Intel's implementation of SMT is known as Hyperthreading and couples two front ends to the same backend. It has changed a bit since it was first introduced with the second generation of Pentium 4 microprocessors in the early 2000s, but the idea is still the same. IBM also uses SMT in their POWER microprocessors. POWER7 based microprocessors have 4 frontends per core, and POWER8 based microprocessors have 8 frontends per core. This means that a 12 core POWER8 microprocessor will appear as 96 logical processors.

As for the second part, about there not being any software capable of detecting which threads are "supposed to be the hyper-threads", that's provably false. Each logical processor in a system is identified by a unique APIC ID (APIC stands for Advanced Programmable Interrupt Controller) and the APIC ID of each logical processor contains within it the physical processor ID. If the physical processor ID is the same for two logical processors, then they share the same core. Accessing this is done through the CPUID instruction which is unprivileged and can thus be performed by any application regardless of operating system.

 

[Gee Bee]

OK, i see with regards to 'an extra logical core'. It's quite complex viewed this way (at least for me) but i can get my head around it just.

 

[vmN]

As for the second part, about there not being any software capable of detecting which threads are "supposed to be the hyper-threads", that's provably false. Each logical processor in a system is identified by a unique APIC ID (APIC stands for Advanced Programmable Interrupt Controller) and the APIC ID of each logical processor contains within it the physical processor ID. If the physical processor ID is the same for two logical processors, then they share the same core. Accessing this is done through the CPUID instruction which is unprivileged and can thus be performed by any application regardless of operating system.

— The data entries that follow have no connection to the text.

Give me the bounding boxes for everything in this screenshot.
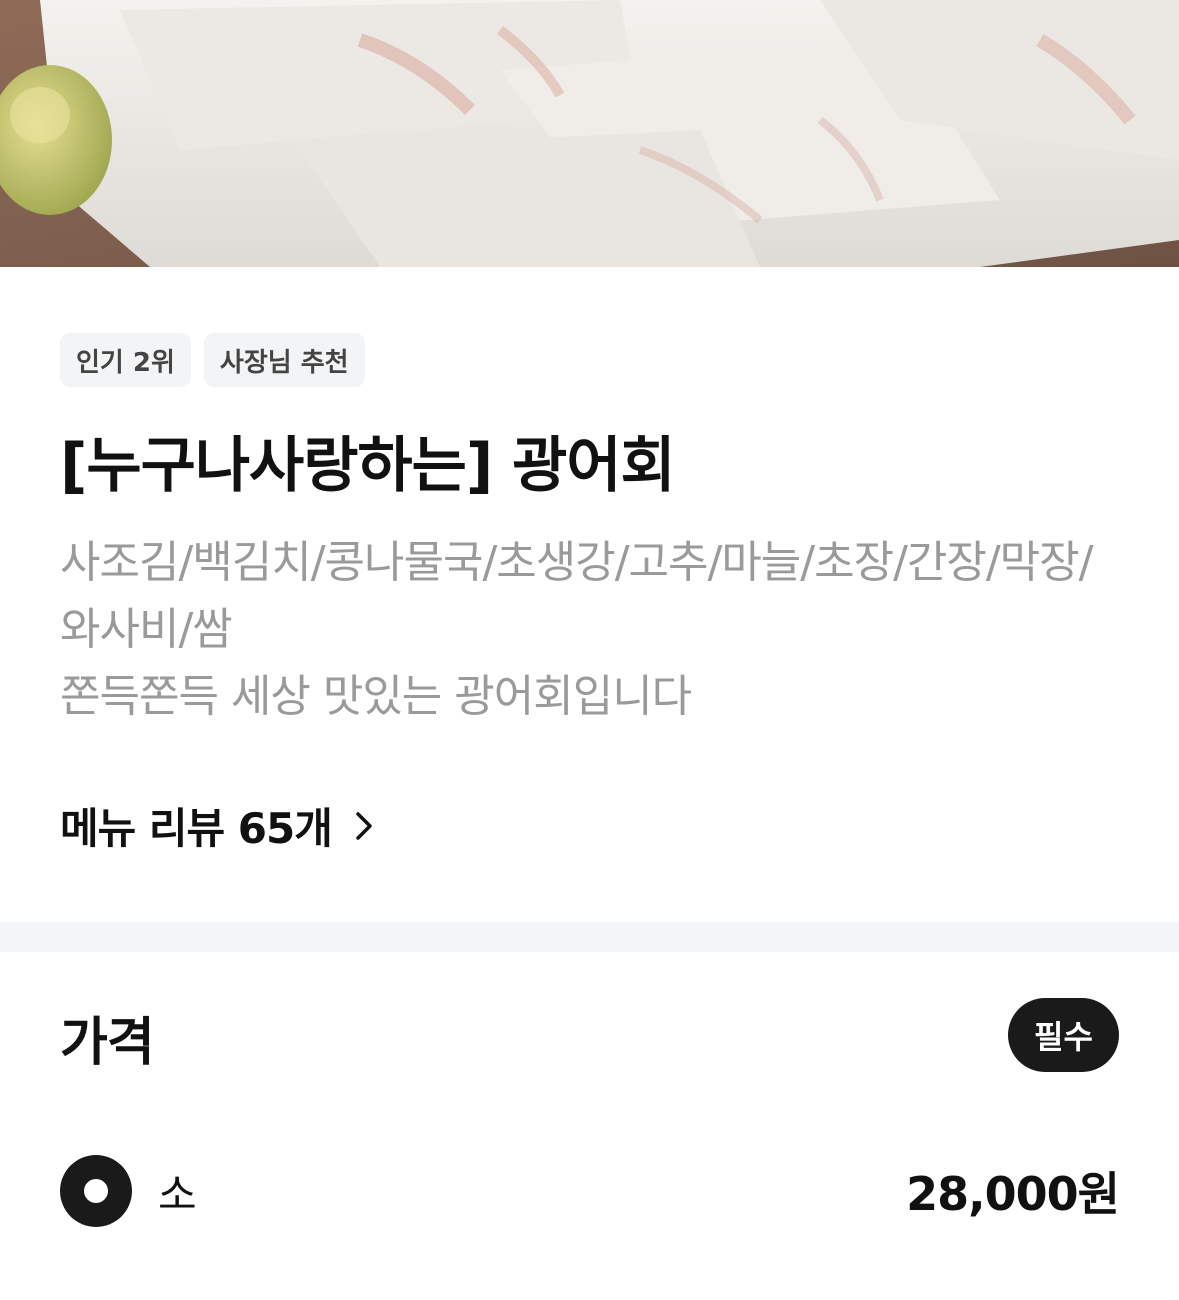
popularity-badge: 인기 2위 — [60, 333, 191, 387]
menu-title: [누구나사랑하는] 광어회 — [60, 431, 676, 501]
price-section-title: 가격 — [60, 1013, 155, 1073]
option-label: 소 — [158, 1169, 197, 1219]
menu-description-line: 사조김/백김치/콩나물국/초생강/고추/마늘/초장/간장/막장/와사비/쌈 — [60, 537, 1093, 655]
menu-description: 사조김/백김치/콩나물국/초생강/고추/마늘/초장/간장/막장/와사비/쌈 쫀득… — [60, 529, 1120, 730]
owner-pick-badge: 사장님 추천 — [203, 333, 365, 387]
menu-review-link[interactable]: 메뉴 리뷰 65개 — [60, 795, 378, 856]
menu-description-line: 쫀득쫀득 세상 맛있는 광어회입니다 — [60, 671, 692, 722]
menu-hero-image — [0, 0, 1179, 267]
menu-info-section: 인기 2위 사장님 추천 [누구나사랑하는] 광어회 사조김/백김치/콩나물국/… — [0, 267, 1179, 922]
menu-review-label: 메뉴 리뷰 65개 — [60, 804, 333, 853]
option-price: 28,000원 — [906, 1167, 1120, 1221]
badge-list: 인기 2위 사장님 추천 — [60, 333, 365, 387]
required-badge: 필수 — [1008, 998, 1119, 1072]
chevron-right-icon — [350, 806, 378, 846]
radio-selected-icon[interactable] — [60, 1155, 132, 1227]
price-option-small[interactable]: 소 28,000원 — [60, 1155, 1120, 1227]
section-divider — [0, 922, 1179, 952]
price-option-section: 가격 필수 소 28,000원 — [0, 952, 1179, 1300]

I'm pretty sure there is a language barrier between us.

"If the physical processor ID is the same for two logical processors, then they share the same core."
This is what I meant, really this very line, you will end up with 2 identical IDs, not one 1 ID for the physical cores and 1 ID for the "hyper-thread", but instead get the same.

What my statement was about, was for people general assumption that games will utilize the 8t/8c from lets say a fx 8320, but wont utilize more than 4t/4c out of a 8t/4c intel I7 processor because of hyper-threading.